Maggie was the glamorous, larger-than-life, shining star all her friends revolved around. Maggie was Jude’s best friend, the only one she told her secrets.

Now Maggie’s dead. Her body was found floating face-down in her family’s pool. Drowning? Overdose? Suicide? No one knows.

No one except for Jude. Jude knows it was murder. And as she investigates Maggie’s friends and family, the facade Jude had built around Maggie while she was alive starts to crack open. And, unwillingly so, does Jude’s armor as she comes head-to-head with her past.

Pasadena is a noir YA novel clocking in at a breezy 228 pages. I’d read Sherri L. Smith’s apocalyptic/dystopia novel Orleans and was a huge fan, but hadn’t read anything of hers since, and so I was curious to see what kind of noir story she would write.

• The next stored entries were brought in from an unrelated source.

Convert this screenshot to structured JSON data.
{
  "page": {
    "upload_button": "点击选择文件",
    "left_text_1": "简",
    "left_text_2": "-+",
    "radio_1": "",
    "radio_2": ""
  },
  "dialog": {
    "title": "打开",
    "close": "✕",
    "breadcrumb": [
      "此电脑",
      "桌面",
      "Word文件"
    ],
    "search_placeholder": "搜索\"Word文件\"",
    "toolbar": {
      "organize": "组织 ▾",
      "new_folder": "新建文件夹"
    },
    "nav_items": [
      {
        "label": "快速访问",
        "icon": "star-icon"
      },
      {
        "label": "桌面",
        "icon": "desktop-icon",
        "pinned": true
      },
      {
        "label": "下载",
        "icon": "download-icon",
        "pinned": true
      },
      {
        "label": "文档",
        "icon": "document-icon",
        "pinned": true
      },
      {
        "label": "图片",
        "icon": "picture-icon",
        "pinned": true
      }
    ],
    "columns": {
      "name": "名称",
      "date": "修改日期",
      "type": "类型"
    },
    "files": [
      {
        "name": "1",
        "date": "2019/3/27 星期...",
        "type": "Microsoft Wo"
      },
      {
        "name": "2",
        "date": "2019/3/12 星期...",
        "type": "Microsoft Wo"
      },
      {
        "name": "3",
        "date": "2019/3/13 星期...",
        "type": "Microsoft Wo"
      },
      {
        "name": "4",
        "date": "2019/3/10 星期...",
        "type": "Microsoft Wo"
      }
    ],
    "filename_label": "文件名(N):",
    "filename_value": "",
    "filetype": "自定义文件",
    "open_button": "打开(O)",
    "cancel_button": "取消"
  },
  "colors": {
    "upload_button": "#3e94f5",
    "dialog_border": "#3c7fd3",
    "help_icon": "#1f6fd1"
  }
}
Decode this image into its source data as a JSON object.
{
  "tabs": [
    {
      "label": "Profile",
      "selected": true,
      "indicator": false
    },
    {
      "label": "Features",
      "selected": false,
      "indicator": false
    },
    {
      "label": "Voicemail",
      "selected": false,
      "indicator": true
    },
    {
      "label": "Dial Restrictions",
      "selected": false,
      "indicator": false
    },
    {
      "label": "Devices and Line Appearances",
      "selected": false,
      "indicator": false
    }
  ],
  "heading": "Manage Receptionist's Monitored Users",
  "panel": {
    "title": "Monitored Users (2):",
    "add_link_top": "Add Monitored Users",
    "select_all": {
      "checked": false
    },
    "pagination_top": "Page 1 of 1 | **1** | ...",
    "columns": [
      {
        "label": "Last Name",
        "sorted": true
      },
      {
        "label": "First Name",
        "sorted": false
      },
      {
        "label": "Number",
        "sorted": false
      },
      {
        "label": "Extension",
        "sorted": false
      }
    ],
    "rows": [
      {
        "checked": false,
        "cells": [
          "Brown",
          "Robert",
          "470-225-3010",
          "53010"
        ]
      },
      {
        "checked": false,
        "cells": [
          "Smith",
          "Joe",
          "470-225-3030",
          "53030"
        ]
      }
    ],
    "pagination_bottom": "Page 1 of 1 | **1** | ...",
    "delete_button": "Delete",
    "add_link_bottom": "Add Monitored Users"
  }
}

228 pages and a week and a half later, I have little to say about it. It’s engaging overall, and the writing style and atmosphere is suitably noir-y. The scorching-hot, tinder-pile of a city that is Pasadena and the outskirts of L.A. is evocatively rendered, and the over-bright sunniness of the setting is effectively utilized in direct opposition of the hidden, shadowy secrets scattered throughout the book.

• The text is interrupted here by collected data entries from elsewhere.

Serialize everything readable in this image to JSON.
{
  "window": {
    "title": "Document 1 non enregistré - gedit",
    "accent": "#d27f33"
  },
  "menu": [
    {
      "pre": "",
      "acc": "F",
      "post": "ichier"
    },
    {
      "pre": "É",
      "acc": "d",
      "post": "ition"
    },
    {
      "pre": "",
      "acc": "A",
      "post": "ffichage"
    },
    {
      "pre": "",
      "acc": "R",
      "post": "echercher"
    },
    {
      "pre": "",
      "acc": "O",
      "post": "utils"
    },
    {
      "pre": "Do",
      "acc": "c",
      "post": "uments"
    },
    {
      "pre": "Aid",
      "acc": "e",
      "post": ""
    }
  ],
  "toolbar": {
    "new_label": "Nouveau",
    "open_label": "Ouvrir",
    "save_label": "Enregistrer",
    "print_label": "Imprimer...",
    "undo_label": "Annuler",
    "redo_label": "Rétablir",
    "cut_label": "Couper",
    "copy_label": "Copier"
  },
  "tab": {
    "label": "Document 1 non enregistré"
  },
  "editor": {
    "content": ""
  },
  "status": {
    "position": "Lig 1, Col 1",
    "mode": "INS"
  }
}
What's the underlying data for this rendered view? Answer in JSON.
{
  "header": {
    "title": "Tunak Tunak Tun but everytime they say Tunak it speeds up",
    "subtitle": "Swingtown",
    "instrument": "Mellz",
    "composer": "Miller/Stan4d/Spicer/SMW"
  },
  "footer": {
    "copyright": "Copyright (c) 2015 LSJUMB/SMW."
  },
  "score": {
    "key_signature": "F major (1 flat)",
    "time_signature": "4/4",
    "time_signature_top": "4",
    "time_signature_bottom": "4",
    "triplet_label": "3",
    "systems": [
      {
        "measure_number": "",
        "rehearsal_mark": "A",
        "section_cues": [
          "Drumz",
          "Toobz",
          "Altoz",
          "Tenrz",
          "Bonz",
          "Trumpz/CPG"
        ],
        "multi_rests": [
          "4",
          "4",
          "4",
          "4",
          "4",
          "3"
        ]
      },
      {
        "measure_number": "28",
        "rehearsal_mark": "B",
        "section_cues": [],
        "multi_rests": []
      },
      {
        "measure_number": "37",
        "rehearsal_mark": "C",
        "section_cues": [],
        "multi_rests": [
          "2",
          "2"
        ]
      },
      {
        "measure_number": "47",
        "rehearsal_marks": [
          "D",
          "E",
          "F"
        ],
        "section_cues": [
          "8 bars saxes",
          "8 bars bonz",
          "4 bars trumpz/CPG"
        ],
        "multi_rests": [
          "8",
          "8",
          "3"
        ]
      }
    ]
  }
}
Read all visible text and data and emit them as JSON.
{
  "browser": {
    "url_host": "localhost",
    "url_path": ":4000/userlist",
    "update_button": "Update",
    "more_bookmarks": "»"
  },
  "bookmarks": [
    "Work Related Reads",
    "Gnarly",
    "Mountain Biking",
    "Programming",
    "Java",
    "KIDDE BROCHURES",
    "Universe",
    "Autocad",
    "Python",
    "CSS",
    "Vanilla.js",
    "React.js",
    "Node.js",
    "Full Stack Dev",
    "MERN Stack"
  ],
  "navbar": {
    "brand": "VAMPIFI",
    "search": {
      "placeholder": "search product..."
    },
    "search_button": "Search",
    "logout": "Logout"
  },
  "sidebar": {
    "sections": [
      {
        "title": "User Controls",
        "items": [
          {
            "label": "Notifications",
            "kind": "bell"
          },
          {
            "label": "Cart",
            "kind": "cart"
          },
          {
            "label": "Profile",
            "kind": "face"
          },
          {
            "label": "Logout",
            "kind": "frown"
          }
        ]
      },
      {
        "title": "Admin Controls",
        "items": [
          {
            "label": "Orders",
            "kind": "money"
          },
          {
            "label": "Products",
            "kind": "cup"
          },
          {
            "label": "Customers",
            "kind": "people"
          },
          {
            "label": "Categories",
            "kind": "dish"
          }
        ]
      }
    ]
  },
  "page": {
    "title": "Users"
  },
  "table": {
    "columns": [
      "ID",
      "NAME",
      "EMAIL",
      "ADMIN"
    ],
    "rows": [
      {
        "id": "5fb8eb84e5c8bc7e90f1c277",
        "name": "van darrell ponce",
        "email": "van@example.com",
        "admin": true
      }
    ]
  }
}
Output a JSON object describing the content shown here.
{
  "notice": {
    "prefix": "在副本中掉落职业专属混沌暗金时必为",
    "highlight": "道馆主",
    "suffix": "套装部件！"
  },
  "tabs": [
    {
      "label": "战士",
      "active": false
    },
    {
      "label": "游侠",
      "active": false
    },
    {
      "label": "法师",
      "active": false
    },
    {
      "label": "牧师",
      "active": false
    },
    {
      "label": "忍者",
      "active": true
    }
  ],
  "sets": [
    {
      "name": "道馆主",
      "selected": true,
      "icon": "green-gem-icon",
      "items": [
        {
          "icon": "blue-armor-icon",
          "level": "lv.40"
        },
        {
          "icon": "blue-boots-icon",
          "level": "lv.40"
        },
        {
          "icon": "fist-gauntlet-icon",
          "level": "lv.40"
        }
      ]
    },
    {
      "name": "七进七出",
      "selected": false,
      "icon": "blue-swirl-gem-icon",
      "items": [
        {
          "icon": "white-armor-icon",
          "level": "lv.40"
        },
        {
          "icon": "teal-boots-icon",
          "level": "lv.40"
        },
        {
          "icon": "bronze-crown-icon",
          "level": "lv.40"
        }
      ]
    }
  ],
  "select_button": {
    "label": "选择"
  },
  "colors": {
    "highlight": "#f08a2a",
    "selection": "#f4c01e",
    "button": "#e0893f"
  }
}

I really liked the portrayal of Jude and Maggie’s friendship through Veronica Mars-esque flashbacks. (And if you like Veronica Mars, there’s a good chance you’ll enjoy Pasadena). I especially liked the mystery that was Maggie Kim, a rich, confident, melodramatic glamorous girl, the glue that kept her friends together, the balm that soothed and assured them they mattered and their troubles had answers.

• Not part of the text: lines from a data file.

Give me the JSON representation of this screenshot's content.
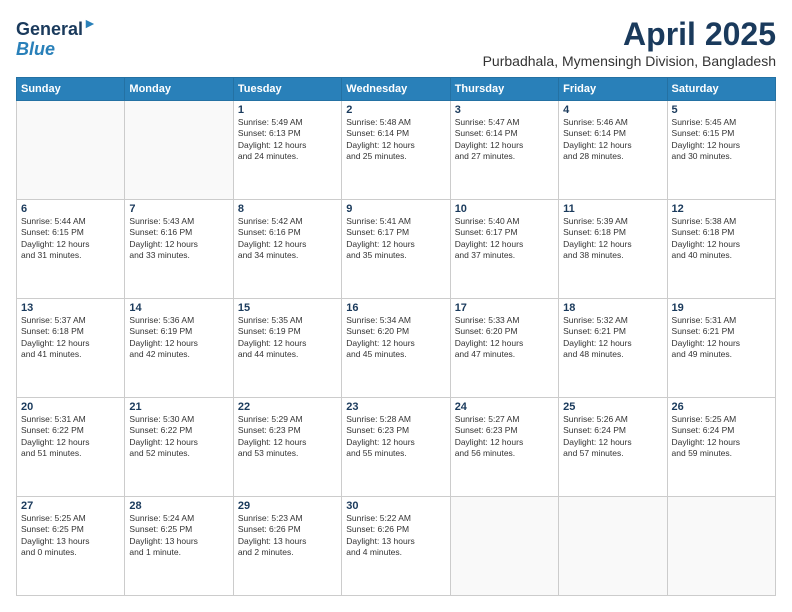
{
  "logo": {
    "line1": "General",
    "line2": "Blue"
  },
  "title": "April 2025",
  "location": "Purbadhala, Mymensingh Division, Bangladesh",
  "weekdays": [
    "Sunday",
    "Monday",
    "Tuesday",
    "Wednesday",
    "Thursday",
    "Friday",
    "Saturday"
  ],
  "weeks": [
    [
      {
        "num": "",
        "info": ""
      },
      {
        "num": "",
        "info": ""
      },
      {
        "num": "1",
        "info": "Sunrise: 5:49 AM\nSunset: 6:13 PM\nDaylight: 12 hours\nand 24 minutes."
      },
      {
        "num": "2",
        "info": "Sunrise: 5:48 AM\nSunset: 6:14 PM\nDaylight: 12 hours\nand 25 minutes."
      },
      {
        "num": "3",
        "info": "Sunrise: 5:47 AM\nSunset: 6:14 PM\nDaylight: 12 hours\nand 27 minutes."
      },
      {
        "num": "4",
        "info": "Sunrise: 5:46 AM\nSunset: 6:14 PM\nDaylight: 12 hours\nand 28 minutes."
      },
      {
        "num": "5",
        "info": "Sunrise: 5:45 AM\nSunset: 6:15 PM\nDaylight: 12 hours\nand 30 minutes."
      }
    ],
    [
      {
        "num": "6",
        "info": "Sunrise: 5:44 AM\nSunset: 6:15 PM\nDaylight: 12 hours\nand 31 minutes."
      },
      {
        "num": "7",
        "info": "Sunrise: 5:43 AM\nSunset: 6:16 PM\nDaylight: 12 hours\nand 33 minutes."
      },
      {
        "num": "8",
        "info": "Sunrise: 5:42 AM\nSunset: 6:16 PM\nDaylight: 12 hours\nand 34 minutes."
      },
      {
        "num": "9",
        "info": "Sunrise: 5:41 AM\nSunset: 6:17 PM\nDaylight: 12 hours\nand 35 minutes."
      },
      {
        "num": "10",
        "info": "Sunrise: 5:40 AM\nSunset: 6:17 PM\nDaylight: 12 hours\nand 37 minutes."
      },
      {
        "num": "11",
        "info": "Sunrise: 5:39 AM\nSunset: 6:18 PM\nDaylight: 12 hours\nand 38 minutes."
      },
      {
        "num": "12",
        "info": "Sunrise: 5:38 AM\nSunset: 6:18 PM\nDaylight: 12 hours\nand 40 minutes."
      }
    ],
    [
      {
        "num": "13",
        "info": "Sunrise: 5:37 AM\nSunset: 6:18 PM\nDaylight: 12 hours\nand 41 minutes."
      },
      {
        "num": "14",
        "info": "Sunrise: 5:36 AM\nSunset: 6:19 PM\nDaylight: 12 hours\nand 42 minutes."
      },
      {
        "num": "15",
        "info": "Sunrise: 5:35 AM\nSunset: 6:19 PM\nDaylight: 12 hours\nand 44 minutes."
      },
      {
        "num": "16",
        "info": "Sunrise: 5:34 AM\nSunset: 6:20 PM\nDaylight: 12 hours\nand 45 minutes."
      },
      {
        "num": "17",
        "info": "Sunrise: 5:33 AM\nSunset: 6:20 PM\nDaylight: 12 hours\nand 47 minutes."
      },
      {
        "num": "18",
        "info": "Sunrise: 5:32 AM\nSunset: 6:21 PM\nDaylight: 12 hours\nand 48 minutes."
      },
      {
        "num": "19",
        "info": "Sunrise: 5:31 AM\nSunset: 6:21 PM\nDaylight: 12 hours\nand 49 minutes."
      }
    ],
    [
      {
        "num": "20",
        "info": "Sunrise: 5:31 AM\nSunset: 6:22 PM\nDaylight: 12 hours\nand 51 minutes."
      },
      {
        "num": "21",
        "info": "Sunrise: 5:30 AM\nSunset: 6:22 PM\nDaylight: 12 hours\nand 52 minutes."
      },
      {
        "num": "22",
        "info": "Sunrise: 5:29 AM\nSunset: 6:23 PM\nDaylight: 12 hours\nand 53 minutes."
      },
      {
        "num": "23",
        "info": "Sunrise: 5:28 AM\nSunset: 6:23 PM\nDaylight: 12 hours\nand 55 minutes."
      },
      {
        "num": "24",
        "info": "Sunrise: 5:27 AM\nSunset: 6:23 PM\nDaylight: 12 hours\nand 56 minutes."
      },
      {
        "num": "25",
        "info": "Sunrise: 5:26 AM\nSunset: 6:24 PM\nDaylight: 12 hours\nand 57 minutes."
      },
      {
        "num": "26",
        "info": "Sunrise: 5:25 AM\nSunset: 6:24 PM\nDaylight: 12 hours\nand 59 minutes."
      }
    ],
    [
      {
        "num": "27",
        "info": "Sunrise: 5:25 AM\nSunset: 6:25 PM\nDaylight: 13 hours\nand 0 minutes."
      },
      {
        "num": "28",
        "info": "Sunrise: 5:24 AM\nSunset: 6:25 PM\nDaylight: 13 hours\nand 1 minute."
      },
      {
        "num": "29",
        "info": "Sunrise: 5:23 AM\nSunset: 6:26 PM\nDaylight: 13 hours\nand 2 minutes."
      },
      {
        "num": "30",
        "info": "Sunrise: 5:22 AM\nSunset: 6:26 PM\nDaylight: 13 hours\nand 4 minutes."
      },
      {
        "num": "",
        "info": ""
      },
      {
        "num": "",
        "info": ""
      },
      {
        "num": "",
        "info": ""
      }
    ]
  ]
}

The dealbreaker is the climax—it negates the entire purpose of the story being a noir. (Highlight for spoilers.) Dead people don’t commit suicide in noir—other people kill them. Even though Maggie’s death was aided and abetted by an outside figure, it’s still suicide. All this tension had been built up about what kind of person Maggie was, what secrets of her own she was hiding, the closer Jude gets to solving the mystery of Maggie’s death, and what ended up being the big reveal deflated that tension, big-time. The more I think about it, the more frustrated I am.

My disappointment with the ending has colored my overall feelings towards Pasadena. Other readers may appreciate the book as a contemporary YA exploring friendship, loss, and sexual assault with zero gloss. I picked up Pasadena for the promise of a noir story, and IMO it did not live up to its advertising.